The list of principals present for new interviews is always impressive, starting with replacement director Steven Binder and writers Leonard Ripps and Bruce Vilanch. There is a deep bench of people who are perfectly happy to laugh at the experience and, in some quite admirable cases, to talk about it without any shame. It’s hard to say how well Jefferson Starship’s Pete Sears actually remembers this experience, but he knows it’s a non-career defining footnote and therefore well worth acknowledging. Heck, fashion icon Bob Mackie seems proud that he was able to introduce new dimensions into the star wars the costume universe, as he sweetly puts it of the original film’s various blacks, whites, and beiges, “I guess in space they had no color.”

There are great stories about Lucas’ one-day work with the writers and the change in his original hopes or intentions for the special. There are fond memories of various goblets, stagehands and other participants below the line who are probably still giddy to have this on their resumes.

There’s even a delightfully candid Donny Osmond, remembering the Donny and Mary star wars tie-in episode which is, if such a thing is possible, an equally bizarre relic as the holiday special. Osmond is able to address the global phenomenon of ’70s single-variety specials; once you’ve seen snippets of Wayne Newton at SeaWorld Or The Paul Lynde Halloween Specialnothing in the holiday special seems This weird.
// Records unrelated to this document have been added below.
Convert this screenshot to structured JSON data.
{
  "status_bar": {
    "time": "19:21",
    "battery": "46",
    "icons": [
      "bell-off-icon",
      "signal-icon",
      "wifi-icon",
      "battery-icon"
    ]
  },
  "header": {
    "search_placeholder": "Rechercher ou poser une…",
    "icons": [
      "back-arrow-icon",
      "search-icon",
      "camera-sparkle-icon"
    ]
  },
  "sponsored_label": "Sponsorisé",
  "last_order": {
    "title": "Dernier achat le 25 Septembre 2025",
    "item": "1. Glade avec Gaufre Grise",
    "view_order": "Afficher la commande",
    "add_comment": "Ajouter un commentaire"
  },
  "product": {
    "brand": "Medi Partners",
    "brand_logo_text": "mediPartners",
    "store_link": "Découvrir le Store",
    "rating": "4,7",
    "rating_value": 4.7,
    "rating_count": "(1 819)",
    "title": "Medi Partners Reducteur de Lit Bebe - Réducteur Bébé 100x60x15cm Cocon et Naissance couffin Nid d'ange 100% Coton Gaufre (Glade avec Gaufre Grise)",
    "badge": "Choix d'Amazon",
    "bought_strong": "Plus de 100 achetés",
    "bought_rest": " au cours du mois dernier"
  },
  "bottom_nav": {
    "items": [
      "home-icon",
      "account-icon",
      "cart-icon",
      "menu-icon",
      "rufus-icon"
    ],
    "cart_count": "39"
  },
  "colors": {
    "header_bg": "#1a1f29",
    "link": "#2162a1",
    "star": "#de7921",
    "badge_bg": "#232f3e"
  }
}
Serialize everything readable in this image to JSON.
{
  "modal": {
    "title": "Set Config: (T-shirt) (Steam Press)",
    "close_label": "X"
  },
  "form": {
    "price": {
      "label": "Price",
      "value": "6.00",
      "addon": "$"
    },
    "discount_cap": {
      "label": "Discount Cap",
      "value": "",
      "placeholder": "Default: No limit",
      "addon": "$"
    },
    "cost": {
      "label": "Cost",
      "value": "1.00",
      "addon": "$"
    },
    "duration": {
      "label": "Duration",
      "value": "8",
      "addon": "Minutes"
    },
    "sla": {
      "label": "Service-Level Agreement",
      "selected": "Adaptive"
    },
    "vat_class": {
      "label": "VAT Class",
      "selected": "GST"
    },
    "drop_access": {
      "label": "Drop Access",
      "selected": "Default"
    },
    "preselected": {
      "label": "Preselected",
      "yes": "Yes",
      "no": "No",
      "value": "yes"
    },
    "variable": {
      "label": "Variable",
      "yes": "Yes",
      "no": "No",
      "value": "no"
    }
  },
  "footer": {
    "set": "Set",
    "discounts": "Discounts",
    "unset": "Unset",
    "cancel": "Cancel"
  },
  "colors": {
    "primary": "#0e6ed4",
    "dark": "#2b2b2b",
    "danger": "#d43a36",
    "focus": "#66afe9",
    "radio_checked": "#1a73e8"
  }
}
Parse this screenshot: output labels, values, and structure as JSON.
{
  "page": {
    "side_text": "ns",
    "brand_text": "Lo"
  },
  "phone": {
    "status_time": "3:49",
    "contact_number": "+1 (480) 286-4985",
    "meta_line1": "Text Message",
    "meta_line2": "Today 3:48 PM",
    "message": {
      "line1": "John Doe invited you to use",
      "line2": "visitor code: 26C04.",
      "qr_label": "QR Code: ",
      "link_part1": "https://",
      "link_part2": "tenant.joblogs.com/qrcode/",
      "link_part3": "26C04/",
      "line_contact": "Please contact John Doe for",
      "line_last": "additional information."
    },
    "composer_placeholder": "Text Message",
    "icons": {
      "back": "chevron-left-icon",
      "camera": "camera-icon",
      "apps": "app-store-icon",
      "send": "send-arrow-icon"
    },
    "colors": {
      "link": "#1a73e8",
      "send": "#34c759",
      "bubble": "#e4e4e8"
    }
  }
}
It’s not that the likes of Smith, Scheer, Taran Killam, “Weird Al” Yankovic and the late Gilbert Gottfried aren’t funny in their MST3K-disbelief style. But you don’t have to be a comedian, podcaster or pop culture geek to say sarcastic things about Bea Arthur singing a cantina torch song, Diahann Carroll providing VR porn for a wookiee or Harvey Korman as a four-armed alien dragging a cooking show. THE Star Wars Holiday Special has always been a collective fever dream shared by those who have lived through it, but we’ve all been making the same jokes for decades. It’s shooting Greedos in a barrel.

At least Green, in addition to his wisdom, worked alone with Lucas star wars-related specials and is able to offer hearsay stories by asking Lucas about this debacle. Additional information, some based on decades of speculation and scuttlebuts, comes from various talking heads tied to LucasFilm and then an assortment of long-established fan sites.

A disturbance in the Force is not a very refined documentary. Talking heads are blandly turned, interviews don’t always flow, and there’s almost no formal fantasy, despite a subject matter that could have opened an unimaginable number of doors. This lack of polish actually suits acceptably for a film in which nearly all of the footage is cobbled together from defaced video tapes and archival appearances. It makes the doc appear like a loving relic paying homage to a beloved relic.